Electoral Reforms Committee chairman Tan Sri Ab Rashid Ab Rahman said politics will play a part in reforms but at the same time if the Election Commission is given more help, these reforms can happen sooner. — Picture by Farhan Najib
Electoral Reforms Committee chairman Tan Sri Ab Rashid Ab Rahman said politics will play a part in reforms but at the same time if the Election Commission is given more help, these reforms can happen sooner. — Picture by Farhan Najib

PUTRAJAYA, Aug 27 ― The Electoral Reforms Committee (ERC) said today around 32 of its 49 recommendations to Putrajaya can happen in the next two to three years, but the remainder will take a decade or more.

Its chairman Tan Sri Ab Rashid Ab Rahman said politics will play a part in reforms but at the same time if the Election Commission (EC) is given more help, these reforms can happen sooner.

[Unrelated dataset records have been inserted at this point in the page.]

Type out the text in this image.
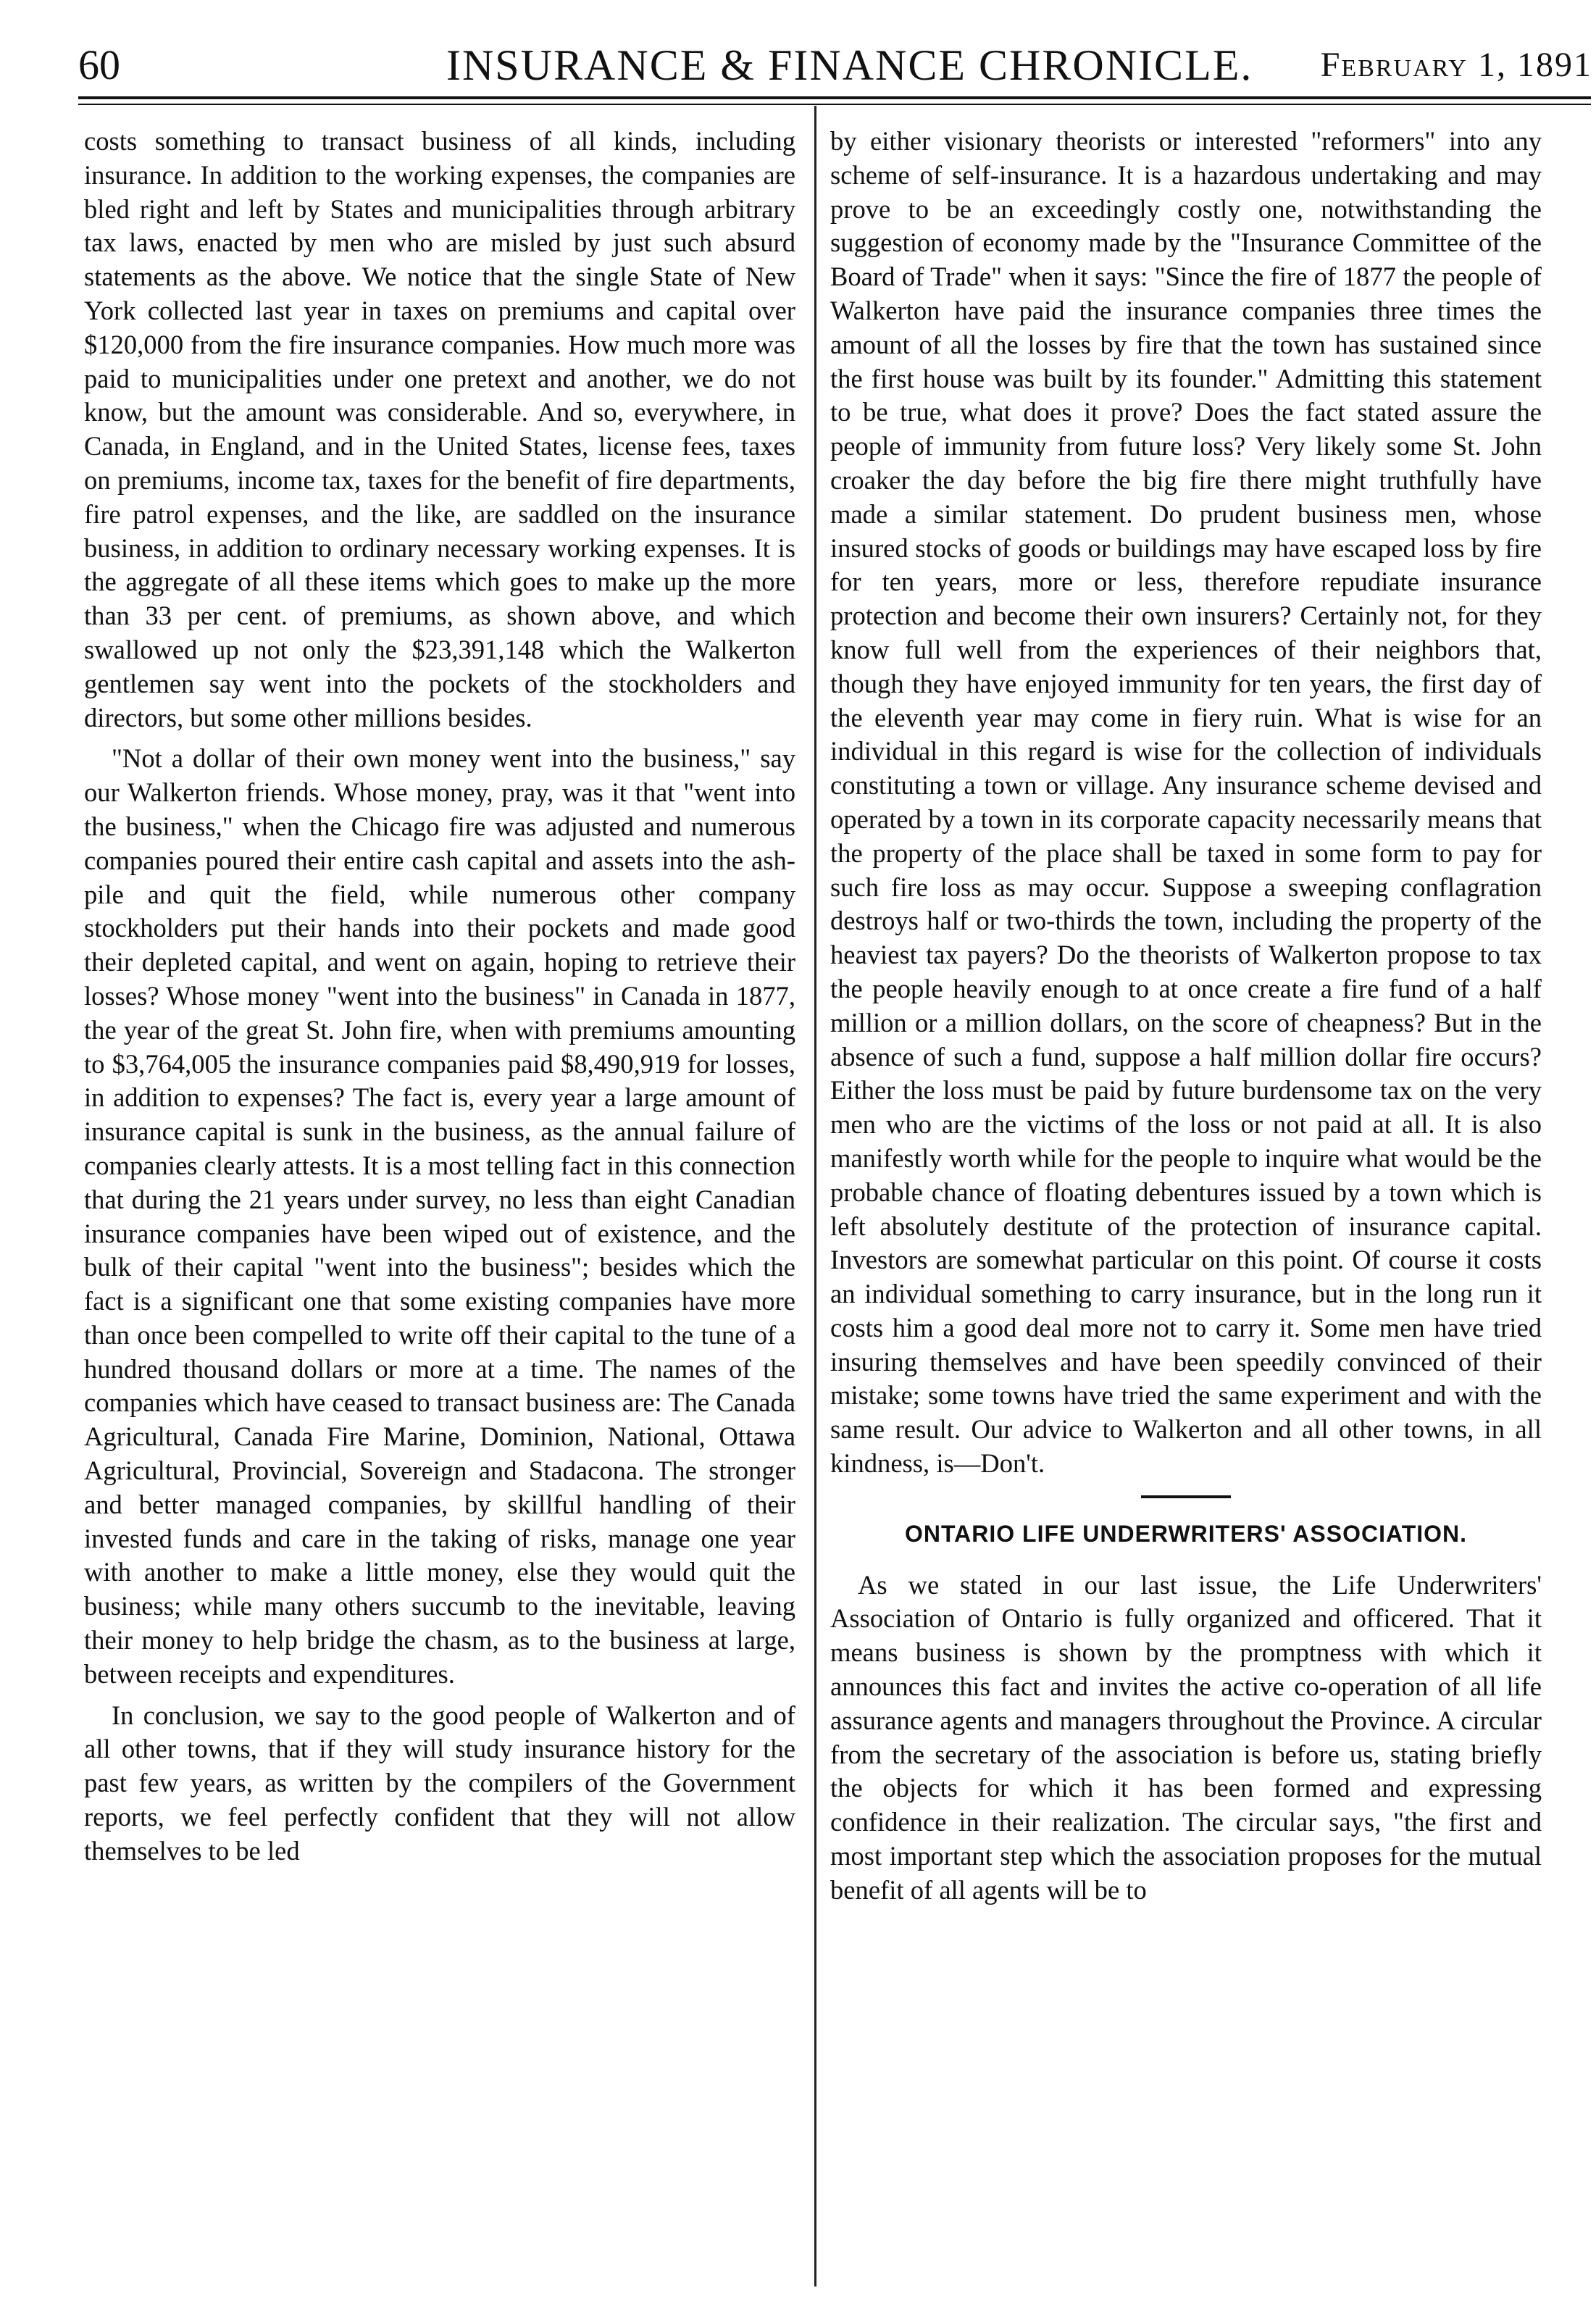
60	INSURANCE & FINANCE CHRONICLE. February 1, 1891

costs something to transact business of all kinds, including insurance. In addition to the working expenses, the companies are bled right and left by States and municipalities through arbitrary tax laws, enacted by men who are misled by just such absurd statements as the above. We notice that the single State of New York collected last year in taxes on premiums and capital over $120,000 from the fire insurance companies. How much more was paid to municipalities under one pretext and another, we do not know, but the amount was considerable. And so, everywhere, in Canada, in England, and in the United States, license fees, taxes on premiums, income tax, taxes for the benefit of fire departments, fire patrol expenses, and the like, are saddled on the insurance business, in addition to ordinary necessary working expenses. It is the aggregate of all these items which goes to make up the more than 33 per cent. of premiums, as shown above, and which swallowed up not only the $23,391,148 which the Walkerton gentlemen say went into the pockets of the stockholders and directors, but some other millions besides.

"Not a dollar of their own money went into the business," say our Walkerton friends. Whose money, pray, was it that "went into the business," when the Chicago fire was adjusted and numerous companies poured their entire cash capital and assets into the ash-pile and quit the field, while numerous other company stockholders put their hands into their pockets and made good their depleted capital, and went on again, hoping to retrieve their losses? Whose money "went into the business" in Canada in 1877, the year of the great St. John fire, when with premiums amounting to $3,764,005 the insurance companies paid $8,490,919 for losses, in addition to expenses? The fact is, every year a large amount of insurance capital is sunk in the business, as the annual failure of companies clearly attests. It is a most telling fact in this connection that during the 21 years under survey, no less than eight Canadian insurance companies have been wiped out of existence, and the bulk of their capital "went into the business"; besides which the fact is a significant one that some existing companies have more than once been compelled to write off their capital to the tune of a hundred thousand dollars or more at a time. The names of the companies which have ceased to transact business are: The Canada Agricultural, Canada Fire Marine, Dominion, National, Ottawa Agricultural, Provincial, Sovereign and Stadacona. The stronger and better managed companies, by skillful handling of their invested funds and care in the taking of risks, manage one year with another to make a little money, else they would quit the business; while many others succumb to the inevitable, leaving their money to help bridge the chasm, as to the business at large, between receipts and expenditures.

In conclusion, we say to the good people of Walkerton and of all other towns, that if they will study insurance history for the past few years, as written by the compilers of the Government reports, we feel perfectly confident that they will not allow themselves to be led

by either visionary theorists or interested "reformers" into any scheme of self-insurance. It is a hazardous undertaking and may prove to be an exceedingly costly one, notwithstanding the suggestion of economy made by the "Insurance Committee of the Board of Trade" when it says: "Since the fire of 1877 the people of Walkerton have paid the insurance companies three times the amount of all the losses by fire that the town has sustained since the first house was built by its founder." Admitting this statement to be true, what does it prove? Does the fact stated assure the people of immunity from future loss? Very likely some St. John croaker the day before the big fire there might truthfully have made a similar statement. Do prudent business men, whose insured stocks of goods or buildings may have escaped loss by fire for ten years, more or less, therefore repudiate insurance protection and become their own insurers? Certainly not, for they know full well from the experiences of their neighbors that, though they have enjoyed immunity for ten years, the first day of the eleventh year may come in fiery ruin. What is wise for an individual in this regard is wise for the collection of individuals constituting a town or village. Any insurance scheme devised and operated by a town in its corporate capacity necessarily means that the property of the place shall be taxed in some form to pay for such fire loss as may occur. Suppose a sweeping conflagration destroys half or two-thirds the town, including the property of the heaviest tax payers? Do the theorists of Walkerton propose to tax the people heavily enough to at once create a fire fund of a half million or a million dollars, on the score of cheapness? But in the absence of such a fund, suppose a half million dollar fire occurs? Either the loss must be paid by future burdensome tax on the very men who are the victims of the loss or not paid at all. It is also manifestly worth while for the people to inquire what would be the probable chance of floating debentures issued by a town which is left absolutely destitute of the protection of insurance capital. Investors are somewhat particular on this point. Of course it costs an individual something to carry insurance, but in the long run it costs him a good deal more not to carry it. Some men have tried insuring themselves and have been speedily convinced of their mistake; some towns have tried the same experiment and with the same result. Our advice to Walkerton and all other towns, in all kindness, is—Don't.

ONTARIO LIFE UNDERWRITERS' ASSOCIATION.

As we stated in our last issue, the Life Underwriters' Association of Ontario is fully organized and officered. That it means business is shown by the promptness with which it announces this fact and invites the active co-operation of all life assurance agents and managers throughout the Province. A circular from the secretary of the association is before us, stating briefly the objects for which it has been formed and expressing confidence in their realization. The circular says, "the first and most important step which the association proposes for the mutual benefit of all agents will be to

“These recommendations will take many years to be put in place. If you’re asking me in three months it’s not enough,” he told the media.

“If the present government is in for another three years then probably half of what we recommended can be put into practice. Beyond that I am not sure to be honest, since we just sent in the report today.

“There are about 37 suggestions that can be done within three years, the rest will take five to 10 years. Bear in mind these changes involve a lot of rule amendments and some regarding the law so it’s going to take quite some time.”

Ab Rashid gave the example of Indonesia’s reform movement which took 20 years, and is still ongoing. He said even then the republic has now achieved 90 per cent of their goals.

Meanwhile, he said New Zealand took 12 years while Australia took around the same time for them to complete the entire electoral reforms process.

Ab Rashid said he hopes to do things quickly with a larger work force and hopes to have a specific body to monitor and help them with the reforms.

“If not, we do a little bit here, little bit there and in the end it’ll take a long time to establish the system and the people will be angry and anxious accusing us of not doing work and so on,” he explained.

Besides that, one of the recommendations for reforms included replacing the “first-past-the-post” system for state legislative seats, with the proportionate representation system instead.

Ab Rashid said the system was seen as an improvement and he felt the current government would be open to it and it can be done in Malaysia.

“That is the best thing, for the time being, we can advance. Perhaps later on they can further improve on that system.

“It is not easy as that system alone has three of four types that are practised on the ground. Ours is very simple. It is a proportionate system that is suitable for the country now,” he said.